No need to be scared. Most people say I have no idea what I’m talking about.
I’m Len Penzo and I approved this message.
Photo Credit: brendan-
Lauren P. says
In addition to Deutsche Bank, did you see where the U.K.’s Lloyd’s Bank also announced branch closures and layoffs this week? http://www.telegraph.co.uk/business/2016/07/28/lloyds-to-slash-3000-jobs-and-close-branches/ I guess the good news is that I’m finally reading about these things in the main stream news (maybe that’ll help wake people up!)
Len Penzo says
No, thanks for sharing that, Lauren. The banking system is very sick at the moment. And while the symptoms we can see (layoffs, plunging stock prices, etc.) are bad, you can bet what’s going on “behind the curtain” is even worse.
Sara King says
Len, When do you think those of us who bank in America will finally have negative rates forced on us?
Len Penzo says
Sara: When you consider inflation, real interest rates have been negative for years. (For example, if you’ve been receiving 1% interest in a savings account, but inflation is 3%, then the real interest rate on those savings is negative 2%.)
Steve Schoonover says
As always, your black coffee segment is great.
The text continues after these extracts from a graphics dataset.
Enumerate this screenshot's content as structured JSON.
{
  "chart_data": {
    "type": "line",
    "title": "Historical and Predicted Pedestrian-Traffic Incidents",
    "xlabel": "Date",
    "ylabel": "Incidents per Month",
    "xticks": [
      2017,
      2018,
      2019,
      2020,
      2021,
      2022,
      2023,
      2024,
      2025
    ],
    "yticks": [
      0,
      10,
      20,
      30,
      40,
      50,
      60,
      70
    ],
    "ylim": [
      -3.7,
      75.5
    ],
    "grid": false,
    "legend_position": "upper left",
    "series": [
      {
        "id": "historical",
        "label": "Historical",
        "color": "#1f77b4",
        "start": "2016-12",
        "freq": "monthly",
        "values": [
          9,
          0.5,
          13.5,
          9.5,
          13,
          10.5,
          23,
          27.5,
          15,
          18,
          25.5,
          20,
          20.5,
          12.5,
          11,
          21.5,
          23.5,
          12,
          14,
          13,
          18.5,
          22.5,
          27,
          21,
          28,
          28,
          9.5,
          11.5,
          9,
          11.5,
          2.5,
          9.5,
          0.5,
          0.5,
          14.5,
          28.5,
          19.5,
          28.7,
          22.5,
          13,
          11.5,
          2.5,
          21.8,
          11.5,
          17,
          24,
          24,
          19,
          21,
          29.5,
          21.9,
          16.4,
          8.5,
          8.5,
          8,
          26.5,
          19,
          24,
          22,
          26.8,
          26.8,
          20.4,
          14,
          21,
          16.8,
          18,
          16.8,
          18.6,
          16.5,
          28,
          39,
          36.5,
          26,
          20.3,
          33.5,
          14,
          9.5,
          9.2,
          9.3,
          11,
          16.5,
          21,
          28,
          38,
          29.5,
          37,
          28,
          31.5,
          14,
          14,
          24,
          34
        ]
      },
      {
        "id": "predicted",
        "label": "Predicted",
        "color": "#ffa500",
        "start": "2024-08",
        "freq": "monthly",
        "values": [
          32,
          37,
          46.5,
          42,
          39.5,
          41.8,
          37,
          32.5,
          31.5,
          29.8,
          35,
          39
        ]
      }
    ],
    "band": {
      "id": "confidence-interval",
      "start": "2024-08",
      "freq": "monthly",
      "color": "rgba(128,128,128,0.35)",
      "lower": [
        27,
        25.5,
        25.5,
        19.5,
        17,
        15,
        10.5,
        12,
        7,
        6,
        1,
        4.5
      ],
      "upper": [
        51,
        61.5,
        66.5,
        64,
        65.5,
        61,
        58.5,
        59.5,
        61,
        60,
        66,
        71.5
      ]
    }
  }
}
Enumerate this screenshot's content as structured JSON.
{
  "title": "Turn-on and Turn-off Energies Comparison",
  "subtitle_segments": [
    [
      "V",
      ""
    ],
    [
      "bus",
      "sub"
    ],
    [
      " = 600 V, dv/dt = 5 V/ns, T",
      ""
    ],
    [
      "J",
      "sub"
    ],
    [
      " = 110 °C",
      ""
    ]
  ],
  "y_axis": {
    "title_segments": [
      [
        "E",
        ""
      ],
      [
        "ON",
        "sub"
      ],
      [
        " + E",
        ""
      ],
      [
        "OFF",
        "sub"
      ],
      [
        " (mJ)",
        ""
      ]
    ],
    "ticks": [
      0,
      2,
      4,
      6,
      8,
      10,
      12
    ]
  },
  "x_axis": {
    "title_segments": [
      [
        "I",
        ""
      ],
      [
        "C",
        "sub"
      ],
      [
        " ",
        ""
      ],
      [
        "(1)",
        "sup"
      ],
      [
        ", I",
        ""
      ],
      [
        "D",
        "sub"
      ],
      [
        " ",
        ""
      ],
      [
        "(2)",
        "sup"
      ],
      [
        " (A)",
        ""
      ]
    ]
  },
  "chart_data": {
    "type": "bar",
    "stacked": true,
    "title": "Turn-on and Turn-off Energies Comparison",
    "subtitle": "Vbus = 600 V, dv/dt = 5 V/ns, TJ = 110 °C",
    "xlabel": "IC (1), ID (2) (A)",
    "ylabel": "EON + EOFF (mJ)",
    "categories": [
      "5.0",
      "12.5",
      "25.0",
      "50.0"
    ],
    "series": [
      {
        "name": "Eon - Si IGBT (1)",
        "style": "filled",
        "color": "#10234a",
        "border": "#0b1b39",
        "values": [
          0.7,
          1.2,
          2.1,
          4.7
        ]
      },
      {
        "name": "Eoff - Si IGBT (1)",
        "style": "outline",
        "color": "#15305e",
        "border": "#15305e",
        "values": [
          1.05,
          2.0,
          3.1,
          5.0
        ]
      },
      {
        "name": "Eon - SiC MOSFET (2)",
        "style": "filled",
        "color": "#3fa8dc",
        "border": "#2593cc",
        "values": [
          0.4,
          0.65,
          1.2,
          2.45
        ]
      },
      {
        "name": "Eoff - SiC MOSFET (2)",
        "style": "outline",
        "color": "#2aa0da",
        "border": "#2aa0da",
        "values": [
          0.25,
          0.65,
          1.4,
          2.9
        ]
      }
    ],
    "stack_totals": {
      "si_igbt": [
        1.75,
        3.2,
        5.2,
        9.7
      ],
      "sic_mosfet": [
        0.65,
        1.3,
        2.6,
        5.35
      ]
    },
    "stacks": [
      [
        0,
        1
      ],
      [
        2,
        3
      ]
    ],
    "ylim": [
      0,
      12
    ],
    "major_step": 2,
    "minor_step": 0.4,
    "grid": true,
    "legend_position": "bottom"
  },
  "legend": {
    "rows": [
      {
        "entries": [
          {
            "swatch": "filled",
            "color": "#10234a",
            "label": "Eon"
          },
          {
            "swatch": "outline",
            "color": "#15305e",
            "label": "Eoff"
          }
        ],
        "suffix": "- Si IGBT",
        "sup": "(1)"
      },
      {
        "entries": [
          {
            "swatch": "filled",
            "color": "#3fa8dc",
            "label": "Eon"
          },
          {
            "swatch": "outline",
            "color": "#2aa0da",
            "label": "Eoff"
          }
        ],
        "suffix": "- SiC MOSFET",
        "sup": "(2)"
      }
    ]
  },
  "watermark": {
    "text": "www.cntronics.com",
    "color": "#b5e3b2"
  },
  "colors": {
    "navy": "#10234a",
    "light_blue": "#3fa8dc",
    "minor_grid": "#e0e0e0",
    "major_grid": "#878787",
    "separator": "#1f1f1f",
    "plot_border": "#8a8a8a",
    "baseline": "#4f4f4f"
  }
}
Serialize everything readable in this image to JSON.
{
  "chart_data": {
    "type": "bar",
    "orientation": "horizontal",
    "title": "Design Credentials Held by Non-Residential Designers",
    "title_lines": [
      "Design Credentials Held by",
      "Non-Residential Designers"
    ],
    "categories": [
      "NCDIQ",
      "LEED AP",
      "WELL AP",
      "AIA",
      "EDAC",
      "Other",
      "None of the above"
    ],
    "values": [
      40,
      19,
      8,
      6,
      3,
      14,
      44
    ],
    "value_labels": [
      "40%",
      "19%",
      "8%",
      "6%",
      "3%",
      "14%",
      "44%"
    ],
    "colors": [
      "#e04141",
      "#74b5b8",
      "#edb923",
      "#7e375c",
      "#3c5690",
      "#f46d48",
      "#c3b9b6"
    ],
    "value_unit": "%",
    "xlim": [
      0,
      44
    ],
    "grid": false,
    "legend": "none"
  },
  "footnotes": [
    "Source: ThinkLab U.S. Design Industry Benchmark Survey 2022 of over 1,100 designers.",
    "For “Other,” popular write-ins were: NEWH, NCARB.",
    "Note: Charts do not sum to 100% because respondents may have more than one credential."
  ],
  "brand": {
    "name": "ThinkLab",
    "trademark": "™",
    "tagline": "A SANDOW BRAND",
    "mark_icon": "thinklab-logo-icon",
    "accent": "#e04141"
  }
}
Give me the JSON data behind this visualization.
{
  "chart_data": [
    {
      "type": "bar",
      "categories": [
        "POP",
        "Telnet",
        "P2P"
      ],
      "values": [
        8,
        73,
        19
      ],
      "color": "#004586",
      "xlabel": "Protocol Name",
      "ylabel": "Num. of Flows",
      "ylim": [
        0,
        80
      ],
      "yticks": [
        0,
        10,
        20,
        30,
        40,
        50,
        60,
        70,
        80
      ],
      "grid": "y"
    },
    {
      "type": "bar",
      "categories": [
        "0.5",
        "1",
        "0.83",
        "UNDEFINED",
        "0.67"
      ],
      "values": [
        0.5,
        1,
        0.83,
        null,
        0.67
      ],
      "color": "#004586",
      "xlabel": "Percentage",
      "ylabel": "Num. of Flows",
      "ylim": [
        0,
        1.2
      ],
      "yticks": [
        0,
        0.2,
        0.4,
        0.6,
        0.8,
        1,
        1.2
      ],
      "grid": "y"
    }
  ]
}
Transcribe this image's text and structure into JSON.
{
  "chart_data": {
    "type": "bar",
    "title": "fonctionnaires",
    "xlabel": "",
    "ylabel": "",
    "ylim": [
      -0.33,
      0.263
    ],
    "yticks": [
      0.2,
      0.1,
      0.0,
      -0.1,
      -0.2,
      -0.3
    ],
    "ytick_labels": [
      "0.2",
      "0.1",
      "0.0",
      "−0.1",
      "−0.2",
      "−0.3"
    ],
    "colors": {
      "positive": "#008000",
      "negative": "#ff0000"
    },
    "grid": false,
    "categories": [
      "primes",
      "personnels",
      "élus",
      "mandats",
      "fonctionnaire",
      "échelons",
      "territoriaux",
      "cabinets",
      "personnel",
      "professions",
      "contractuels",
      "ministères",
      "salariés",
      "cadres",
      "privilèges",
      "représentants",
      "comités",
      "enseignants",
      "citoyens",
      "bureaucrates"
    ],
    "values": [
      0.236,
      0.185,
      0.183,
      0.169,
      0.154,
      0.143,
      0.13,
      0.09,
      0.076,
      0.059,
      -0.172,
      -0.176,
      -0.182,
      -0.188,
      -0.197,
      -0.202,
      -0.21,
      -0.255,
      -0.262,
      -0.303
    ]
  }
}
You suggest gold as as an alternative to other investments. Other than being more liquid (and the obvious space requirement) than real estate what advantage would you say gold (or other metals) has over acreage?
Len Penzo says
Steve, one of the biggest advantages that gold has over real estate is that it’s fungible. That is, a one-ounce gold coin in my pocket is worth the exact same amount as a one-ounce gold coin in your pocket (assuming they are of identical purity). That is not true for real estate, as its value is dependent on several factors such as location, soil fertility (for potential farmland), etc.
Another advantage is gold is portable; you can carry your wealth with you — not so real estate.
The final advantage is that gold is easily concealed and, therefore, at less risk of loss from hostile actors. Either by force, or through oppressive taxation — after all, there is nothing stopping the government from raising property taxes so high that it becomes impossible to pay them.